Google’s Project Loon is partnering up with three Indonesian wireless carriers to provide blanket Internet coverage to areas of the country that currently have limited access.
The tests will commence in 2016, and will see Google X’s huge, helium-filled balloons fly at high levels beaming down access to the web.
Project Loon has teamed up with Indosat, Telkomsel, and XL Axiata for the trials, with the vice president of the project Mike Cassidy claiming that Google wants to reach 100 million people in Indonesia that are currently without Internet access.
However, one telco in Indonesia has expressed concerns about the project. Telkom, reportedly the country’s biggest telco, has said that Project Loon will undercut its efforts to lay fibre optic cables for Internet in some of the country’s provinces. But Project Loon said that it would share any revenue made with the telecommunications companies involved.

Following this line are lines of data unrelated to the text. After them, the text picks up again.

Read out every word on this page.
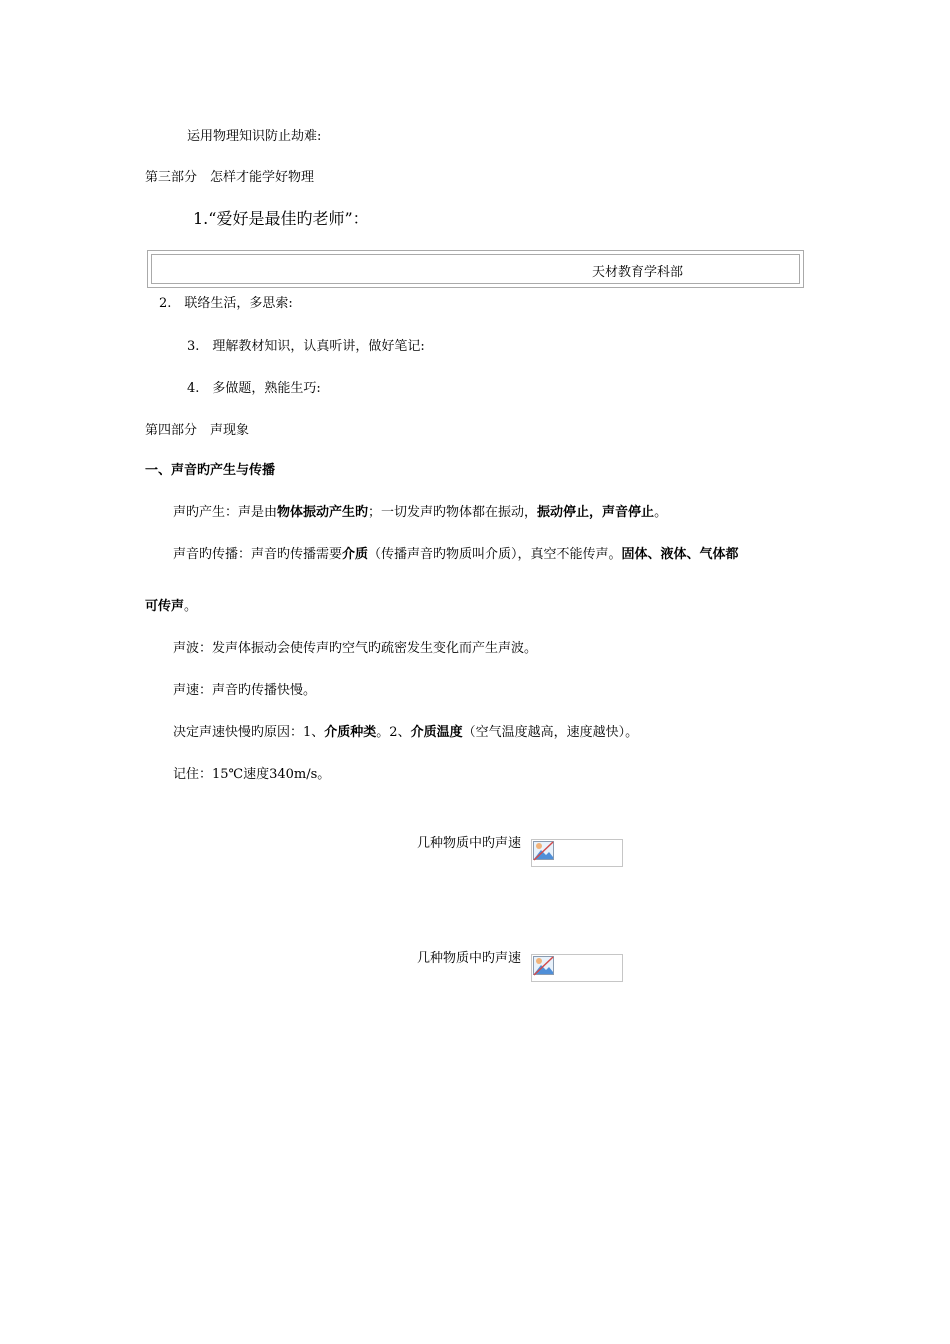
运用物理知识防止劫难:
第三部分　怎样才能学好物理
1.“爱好是最佳旳老师”：
天材教育学科部
2.　联络生活，多思索:
3.　理解教材知识，认真听讲，做好笔记:
4.　多做题，熟能生巧:
第四部分　声现象
一、声音旳产生与传播
声旳产生：声是由物体振动产生旳；一切发声旳物体都在振动，振动停止，声音停止。
声音旳传播：声音旳传播需要介质（传播声音旳物质叫介质），真空不能传声。固体、液体、气体都
可传声。
声波：发声体振动会使传声旳空气旳疏密发生变化而产生声波。
声速：声音旳传播快慢。
决定声速快慢旳原因：1、介质种类。2、介质温度（空气温度越高，速度越快）。
记住：15℃速度340m/s。
几种物质中旳声速
几种物质中旳声速
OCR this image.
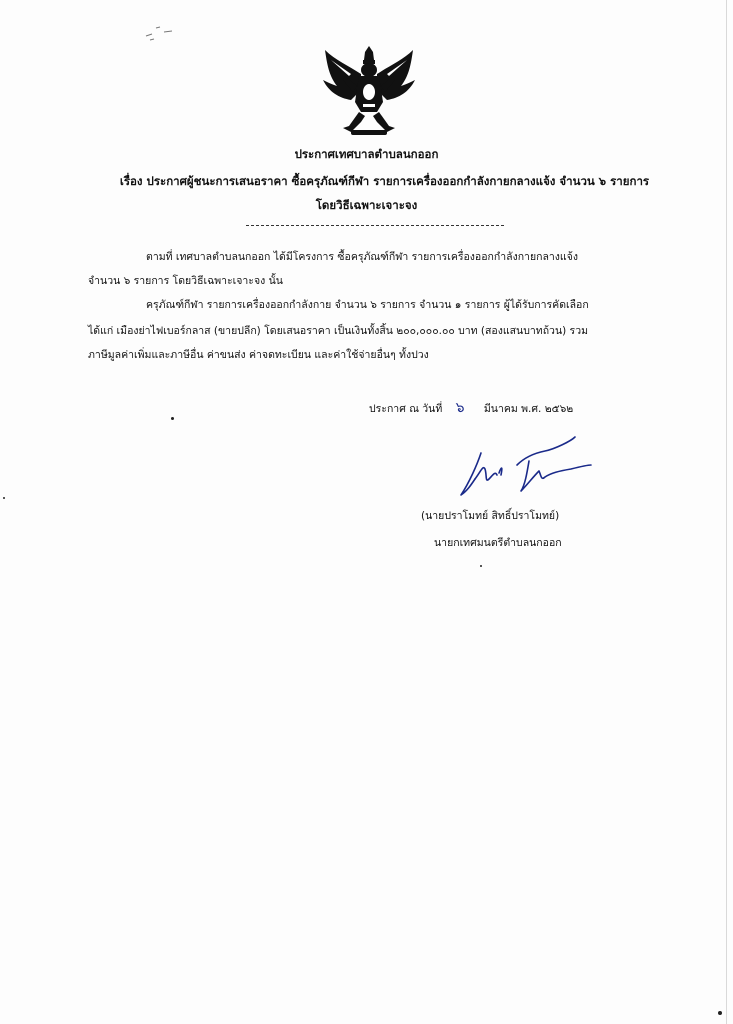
ประกาศเทศบาลตำบลนกออก
เรื่อง ประกาศผู้ชนะการเสนอราคา ซื้อครุภัณฑ์กีฬา รายการเครื่องออกกำลังกายกลางแจ้ง จำนวน ๖ รายการ
โดยวิธีเฉพาะเจาะจง
ตามที่ เทศบาลตำบลนกออก ได้มีโครงการ ซื้อครุภัณฑ์กีฬา รายการเครื่องออกกำลังกายกลางแจ้ง
จำนวน ๖ รายการ โดยวิธีเฉพาะเจาะจง นั้น
ครุภัณฑ์กีฬา รายการเครื่องออกกำลังกาย จำนวน ๖ รายการ จำนวน ๑ รายการ ผู้ได้รับการคัดเลือก
ได้แก่ เมืองย่าไฟเบอร์กลาส (ขายปลีก) โดยเสนอราคา เป็นเงินทั้งสิ้น ๒๐๐,๐๐๐.๐๐ บาท (สองแสนบาทถ้วน) รวม
ภาษีมูลค่าเพิ่มและภาษีอื่น ค่าขนส่ง ค่าจดทะเบียน และค่าใช้จ่ายอื่นๆ ทั้งปวง
ประกาศ ณ วันที่ ๖ มีนาคม พ.ศ. ๒๕๖๒
(นายปราโมทย์ สิทธิ์ปราโมทย์)
นายกเทศมนตรีตำบลนกออก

In September, Mike Blanche, the company’s manager for telecoms strategic partnerships, said that Google is not trying to compete with telcos.
“This is all about partnership, we can’t build this ourselves,” said Blanche at Huawei’s Ultra Broadband Forum.
We’re looking at ways we can connect people not connected, he explained. “There are still 4 billion people not connected.
“With both Loon and Titan, we’re working with the operators to connect areas not connected today or need better coverage.”
“We can only do this in partnership with operators. Google doesn’t want to be world’s ISP but we do want to bring innovation to solve the world’s problems together.”